= Otto Degener =

American botanist (1899–1988)

Otto Degener (May 13, 1899 – January 16, 1988) was a botanist and conservationist who specialized in identifying plants of the Hawaiian Islands.

==Biography==
Degener was born May 13, 1899, in East Orange, New Jersey. Degener graduated from the Massachusetts Agricultural College (now University of Massachusetts Amherst). Intending to spend a year as a tourist, he arrived in Hawaii but decided to stay.
He received his MA from the University of Hawaiʻi in 1922 and his PhD from Columbia University. He taught botany at the University of Hawaiʻi from 1925 to 1927, and was the first naturalist for what are now Hawaii Volcanoes National Park and Haleakala National Park.

In 1932, Degener started the first book on Hawaiian plants published since that of William Hillebrand in 1888. It was titled Flora Hawaiiensis, and published in several volumes over his lifetime. On January 10, 1953, he married the botanist Isa Irmgard Hansen, whom he met in Berlin in 1952. They collected plants together in the Hawaiian archipelago. After 1956 Isa Degener was a coauthor for Flora Hawaiiensis. Amy B. H. Greenwell assisted in some of the volumes, and left her property as a botanical garden.
He collected over 36,000 different species and preserved some 900 threatened and endangered plants.
His specimens were left to the New York Botanical Garden.
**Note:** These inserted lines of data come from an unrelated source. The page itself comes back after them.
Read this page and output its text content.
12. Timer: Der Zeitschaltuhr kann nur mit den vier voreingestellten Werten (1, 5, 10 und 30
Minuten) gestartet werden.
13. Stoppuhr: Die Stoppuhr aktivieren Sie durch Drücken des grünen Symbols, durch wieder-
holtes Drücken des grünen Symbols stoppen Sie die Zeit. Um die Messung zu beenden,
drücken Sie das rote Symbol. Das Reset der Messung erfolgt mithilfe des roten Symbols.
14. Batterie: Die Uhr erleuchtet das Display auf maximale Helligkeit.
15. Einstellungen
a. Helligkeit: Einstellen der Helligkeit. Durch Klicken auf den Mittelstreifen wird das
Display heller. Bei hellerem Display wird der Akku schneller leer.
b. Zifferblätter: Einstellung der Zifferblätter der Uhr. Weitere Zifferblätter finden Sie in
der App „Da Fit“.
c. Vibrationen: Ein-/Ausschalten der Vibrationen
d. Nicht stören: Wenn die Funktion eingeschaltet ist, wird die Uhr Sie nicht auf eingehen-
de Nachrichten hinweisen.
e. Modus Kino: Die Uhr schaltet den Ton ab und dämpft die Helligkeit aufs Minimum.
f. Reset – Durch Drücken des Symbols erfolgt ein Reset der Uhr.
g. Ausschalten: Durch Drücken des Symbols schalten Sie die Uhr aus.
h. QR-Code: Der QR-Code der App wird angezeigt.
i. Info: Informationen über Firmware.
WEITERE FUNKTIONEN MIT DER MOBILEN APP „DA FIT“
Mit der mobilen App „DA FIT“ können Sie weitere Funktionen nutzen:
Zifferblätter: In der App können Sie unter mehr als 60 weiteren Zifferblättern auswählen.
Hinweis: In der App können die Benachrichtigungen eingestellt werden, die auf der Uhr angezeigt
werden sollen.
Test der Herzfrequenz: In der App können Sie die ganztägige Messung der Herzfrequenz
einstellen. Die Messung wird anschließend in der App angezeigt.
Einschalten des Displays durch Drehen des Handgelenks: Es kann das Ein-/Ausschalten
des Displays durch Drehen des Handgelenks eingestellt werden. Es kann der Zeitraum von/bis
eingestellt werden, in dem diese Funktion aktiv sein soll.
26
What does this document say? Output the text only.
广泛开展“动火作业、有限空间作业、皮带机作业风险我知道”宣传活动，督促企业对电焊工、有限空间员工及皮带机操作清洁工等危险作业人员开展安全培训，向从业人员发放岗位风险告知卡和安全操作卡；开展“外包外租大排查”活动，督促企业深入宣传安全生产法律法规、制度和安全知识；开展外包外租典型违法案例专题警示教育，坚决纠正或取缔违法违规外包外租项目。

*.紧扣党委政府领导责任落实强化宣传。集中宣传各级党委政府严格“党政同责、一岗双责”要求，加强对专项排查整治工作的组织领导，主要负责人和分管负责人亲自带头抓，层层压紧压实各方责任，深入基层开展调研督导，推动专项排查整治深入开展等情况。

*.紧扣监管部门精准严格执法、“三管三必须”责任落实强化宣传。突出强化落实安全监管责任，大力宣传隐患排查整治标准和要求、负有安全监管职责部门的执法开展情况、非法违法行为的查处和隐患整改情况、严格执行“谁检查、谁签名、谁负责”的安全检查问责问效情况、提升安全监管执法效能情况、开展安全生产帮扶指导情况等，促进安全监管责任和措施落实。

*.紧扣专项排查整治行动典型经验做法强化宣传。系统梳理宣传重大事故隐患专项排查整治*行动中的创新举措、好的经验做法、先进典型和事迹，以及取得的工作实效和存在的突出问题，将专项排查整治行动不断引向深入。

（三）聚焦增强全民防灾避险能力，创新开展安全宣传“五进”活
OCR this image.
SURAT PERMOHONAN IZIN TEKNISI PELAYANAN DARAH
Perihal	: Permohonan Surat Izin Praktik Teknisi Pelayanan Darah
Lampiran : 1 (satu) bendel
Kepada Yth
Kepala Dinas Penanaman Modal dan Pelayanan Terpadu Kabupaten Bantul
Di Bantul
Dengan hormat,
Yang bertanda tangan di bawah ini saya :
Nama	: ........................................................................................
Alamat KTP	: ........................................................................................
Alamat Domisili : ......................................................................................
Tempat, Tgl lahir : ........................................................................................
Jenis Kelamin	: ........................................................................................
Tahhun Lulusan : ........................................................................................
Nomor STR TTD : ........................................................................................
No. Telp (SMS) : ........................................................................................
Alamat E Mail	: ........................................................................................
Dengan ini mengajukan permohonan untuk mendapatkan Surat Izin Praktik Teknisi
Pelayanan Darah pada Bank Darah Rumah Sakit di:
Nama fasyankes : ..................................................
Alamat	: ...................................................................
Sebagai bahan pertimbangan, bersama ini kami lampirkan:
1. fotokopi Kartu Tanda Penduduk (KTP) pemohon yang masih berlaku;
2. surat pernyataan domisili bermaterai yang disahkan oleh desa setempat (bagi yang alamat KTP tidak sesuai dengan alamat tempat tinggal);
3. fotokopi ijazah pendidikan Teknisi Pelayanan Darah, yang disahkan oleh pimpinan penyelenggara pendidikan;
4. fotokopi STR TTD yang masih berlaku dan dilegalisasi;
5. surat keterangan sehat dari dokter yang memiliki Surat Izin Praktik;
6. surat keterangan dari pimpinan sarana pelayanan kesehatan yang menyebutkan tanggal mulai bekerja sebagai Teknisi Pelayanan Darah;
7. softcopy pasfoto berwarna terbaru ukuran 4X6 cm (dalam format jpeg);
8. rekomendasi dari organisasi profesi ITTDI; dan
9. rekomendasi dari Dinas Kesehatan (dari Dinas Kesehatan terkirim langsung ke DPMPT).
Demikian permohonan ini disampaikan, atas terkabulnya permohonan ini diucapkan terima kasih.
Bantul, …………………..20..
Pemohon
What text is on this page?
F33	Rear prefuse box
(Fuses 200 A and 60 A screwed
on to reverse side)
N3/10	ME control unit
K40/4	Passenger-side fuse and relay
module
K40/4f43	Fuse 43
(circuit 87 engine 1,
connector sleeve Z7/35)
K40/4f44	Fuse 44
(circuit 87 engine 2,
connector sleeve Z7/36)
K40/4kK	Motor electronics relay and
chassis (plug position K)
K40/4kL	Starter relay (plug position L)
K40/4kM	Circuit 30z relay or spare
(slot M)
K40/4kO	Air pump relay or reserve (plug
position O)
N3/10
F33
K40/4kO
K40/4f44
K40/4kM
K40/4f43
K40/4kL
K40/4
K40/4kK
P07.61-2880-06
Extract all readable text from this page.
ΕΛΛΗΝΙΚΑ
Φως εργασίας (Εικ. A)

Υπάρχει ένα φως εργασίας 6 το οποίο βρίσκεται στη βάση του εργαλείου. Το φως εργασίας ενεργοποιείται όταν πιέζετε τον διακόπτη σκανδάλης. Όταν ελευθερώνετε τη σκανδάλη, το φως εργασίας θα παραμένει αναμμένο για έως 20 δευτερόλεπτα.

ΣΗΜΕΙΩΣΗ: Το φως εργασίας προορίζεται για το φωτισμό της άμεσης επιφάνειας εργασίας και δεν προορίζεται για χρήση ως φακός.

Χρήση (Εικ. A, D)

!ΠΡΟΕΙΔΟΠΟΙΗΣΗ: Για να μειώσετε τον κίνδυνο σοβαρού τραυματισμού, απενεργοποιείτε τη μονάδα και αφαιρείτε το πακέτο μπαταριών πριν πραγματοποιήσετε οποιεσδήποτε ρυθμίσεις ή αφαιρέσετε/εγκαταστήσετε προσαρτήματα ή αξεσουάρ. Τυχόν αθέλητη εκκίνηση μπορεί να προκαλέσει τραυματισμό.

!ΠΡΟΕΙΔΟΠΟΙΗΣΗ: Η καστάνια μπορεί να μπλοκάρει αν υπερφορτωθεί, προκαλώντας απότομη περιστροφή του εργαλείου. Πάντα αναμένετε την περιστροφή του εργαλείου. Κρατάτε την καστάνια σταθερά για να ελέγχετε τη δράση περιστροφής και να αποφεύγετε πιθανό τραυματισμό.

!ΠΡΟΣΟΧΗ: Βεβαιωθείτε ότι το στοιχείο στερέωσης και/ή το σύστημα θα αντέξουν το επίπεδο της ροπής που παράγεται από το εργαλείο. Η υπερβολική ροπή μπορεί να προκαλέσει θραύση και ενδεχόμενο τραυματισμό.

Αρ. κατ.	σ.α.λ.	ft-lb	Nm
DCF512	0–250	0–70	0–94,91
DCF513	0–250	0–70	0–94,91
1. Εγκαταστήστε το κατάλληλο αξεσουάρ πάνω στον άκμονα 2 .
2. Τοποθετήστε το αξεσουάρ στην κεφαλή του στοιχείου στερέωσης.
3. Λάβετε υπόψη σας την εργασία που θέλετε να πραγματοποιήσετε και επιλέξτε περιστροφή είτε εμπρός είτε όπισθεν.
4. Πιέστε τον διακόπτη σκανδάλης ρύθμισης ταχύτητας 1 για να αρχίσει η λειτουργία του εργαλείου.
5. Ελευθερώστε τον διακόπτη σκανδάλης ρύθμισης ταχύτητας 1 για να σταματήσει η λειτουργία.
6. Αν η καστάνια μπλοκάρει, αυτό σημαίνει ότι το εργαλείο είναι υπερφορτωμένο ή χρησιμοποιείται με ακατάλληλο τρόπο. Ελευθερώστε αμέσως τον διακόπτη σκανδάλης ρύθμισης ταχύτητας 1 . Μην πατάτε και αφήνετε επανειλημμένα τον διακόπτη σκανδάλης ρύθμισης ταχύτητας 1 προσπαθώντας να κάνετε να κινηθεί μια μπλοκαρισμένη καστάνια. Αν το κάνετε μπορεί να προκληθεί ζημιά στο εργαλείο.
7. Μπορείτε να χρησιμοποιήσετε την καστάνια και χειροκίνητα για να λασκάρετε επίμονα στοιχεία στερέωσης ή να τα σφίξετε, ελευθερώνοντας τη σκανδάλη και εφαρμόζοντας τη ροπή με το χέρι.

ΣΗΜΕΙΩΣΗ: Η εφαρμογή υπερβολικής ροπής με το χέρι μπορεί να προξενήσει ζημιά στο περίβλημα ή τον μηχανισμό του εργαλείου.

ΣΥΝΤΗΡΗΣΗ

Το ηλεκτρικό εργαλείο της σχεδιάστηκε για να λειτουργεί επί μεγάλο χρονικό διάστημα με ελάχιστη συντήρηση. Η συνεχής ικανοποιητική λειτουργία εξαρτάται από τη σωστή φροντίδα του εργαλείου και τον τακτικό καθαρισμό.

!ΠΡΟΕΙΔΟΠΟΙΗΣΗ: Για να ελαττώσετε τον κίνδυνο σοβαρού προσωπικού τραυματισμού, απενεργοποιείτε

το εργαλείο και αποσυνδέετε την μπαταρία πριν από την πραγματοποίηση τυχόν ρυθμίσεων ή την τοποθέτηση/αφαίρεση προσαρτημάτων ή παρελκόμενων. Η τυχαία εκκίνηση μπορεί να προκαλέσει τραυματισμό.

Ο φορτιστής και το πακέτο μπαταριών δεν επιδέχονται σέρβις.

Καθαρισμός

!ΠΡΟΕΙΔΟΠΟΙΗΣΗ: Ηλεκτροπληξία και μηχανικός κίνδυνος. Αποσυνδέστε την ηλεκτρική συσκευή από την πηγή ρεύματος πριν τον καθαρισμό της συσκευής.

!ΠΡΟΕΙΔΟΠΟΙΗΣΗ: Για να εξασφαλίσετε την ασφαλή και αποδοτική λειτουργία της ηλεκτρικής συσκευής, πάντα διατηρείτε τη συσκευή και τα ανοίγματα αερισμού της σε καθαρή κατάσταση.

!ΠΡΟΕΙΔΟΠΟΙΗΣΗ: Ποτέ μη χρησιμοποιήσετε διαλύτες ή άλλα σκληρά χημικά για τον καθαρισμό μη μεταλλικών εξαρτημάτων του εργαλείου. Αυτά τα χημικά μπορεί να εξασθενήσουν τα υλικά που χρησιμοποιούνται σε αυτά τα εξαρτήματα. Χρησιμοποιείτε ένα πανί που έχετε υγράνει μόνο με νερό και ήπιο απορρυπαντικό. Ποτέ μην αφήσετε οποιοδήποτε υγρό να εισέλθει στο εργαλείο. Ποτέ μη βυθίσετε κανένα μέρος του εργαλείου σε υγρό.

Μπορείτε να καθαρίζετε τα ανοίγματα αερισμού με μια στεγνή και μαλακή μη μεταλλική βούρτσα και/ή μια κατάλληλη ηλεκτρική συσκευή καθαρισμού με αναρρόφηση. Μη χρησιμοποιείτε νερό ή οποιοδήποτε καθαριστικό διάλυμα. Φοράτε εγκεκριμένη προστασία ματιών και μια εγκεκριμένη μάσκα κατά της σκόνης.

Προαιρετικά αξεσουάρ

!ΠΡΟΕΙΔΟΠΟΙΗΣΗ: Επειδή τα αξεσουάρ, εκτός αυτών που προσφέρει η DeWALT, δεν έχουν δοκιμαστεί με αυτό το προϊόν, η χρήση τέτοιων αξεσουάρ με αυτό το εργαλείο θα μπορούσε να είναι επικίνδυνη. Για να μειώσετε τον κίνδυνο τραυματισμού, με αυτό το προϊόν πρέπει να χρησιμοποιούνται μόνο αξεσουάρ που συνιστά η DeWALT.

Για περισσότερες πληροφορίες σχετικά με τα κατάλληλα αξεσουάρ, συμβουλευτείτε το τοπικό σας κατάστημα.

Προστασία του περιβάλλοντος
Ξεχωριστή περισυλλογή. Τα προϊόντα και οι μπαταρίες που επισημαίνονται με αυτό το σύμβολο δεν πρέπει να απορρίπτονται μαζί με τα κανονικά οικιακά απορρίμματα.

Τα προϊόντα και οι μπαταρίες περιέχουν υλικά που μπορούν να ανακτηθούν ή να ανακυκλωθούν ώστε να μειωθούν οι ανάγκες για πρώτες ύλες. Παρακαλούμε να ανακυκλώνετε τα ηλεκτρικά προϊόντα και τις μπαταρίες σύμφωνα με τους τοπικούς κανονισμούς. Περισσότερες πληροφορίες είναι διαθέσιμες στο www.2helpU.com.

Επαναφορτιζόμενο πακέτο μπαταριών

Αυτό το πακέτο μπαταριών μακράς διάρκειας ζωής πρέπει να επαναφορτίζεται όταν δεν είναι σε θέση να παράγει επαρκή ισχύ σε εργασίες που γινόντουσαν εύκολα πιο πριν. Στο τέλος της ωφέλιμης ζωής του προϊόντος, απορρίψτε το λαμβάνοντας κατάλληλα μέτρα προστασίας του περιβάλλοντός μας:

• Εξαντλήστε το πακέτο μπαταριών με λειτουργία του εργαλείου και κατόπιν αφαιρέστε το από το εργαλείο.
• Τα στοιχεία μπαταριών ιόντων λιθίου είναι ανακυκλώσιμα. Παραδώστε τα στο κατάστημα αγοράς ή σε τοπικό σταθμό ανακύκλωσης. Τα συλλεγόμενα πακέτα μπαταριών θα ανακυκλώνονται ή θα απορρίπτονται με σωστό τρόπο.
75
Degener was guest botanist on the second Cheng Ho expedition, which lasted from 1940 to 1941 and was sponsored by Anne Mills Archbold. During about eight months he collected over 2,000 specimens from Fijian plants, which were sent to Albert Charles Smith and other specialists in the United States. In 1949 Degener published a book describing his travels and experiences in the Fiji Islands.
The tree Degeneria vitiensis, which he discovered in Fiji in 1941, is named after him. He died January 16, 1988, in Honolulu, Hawaii.

Otto and Isa Degener were in Edinburgh in August 1964 for the 10th International Botanical Congress.

They were commended by the Hawaiian Senate for their conservation work. Many of the plants collected by Otto Degener belong to species that are now extinct.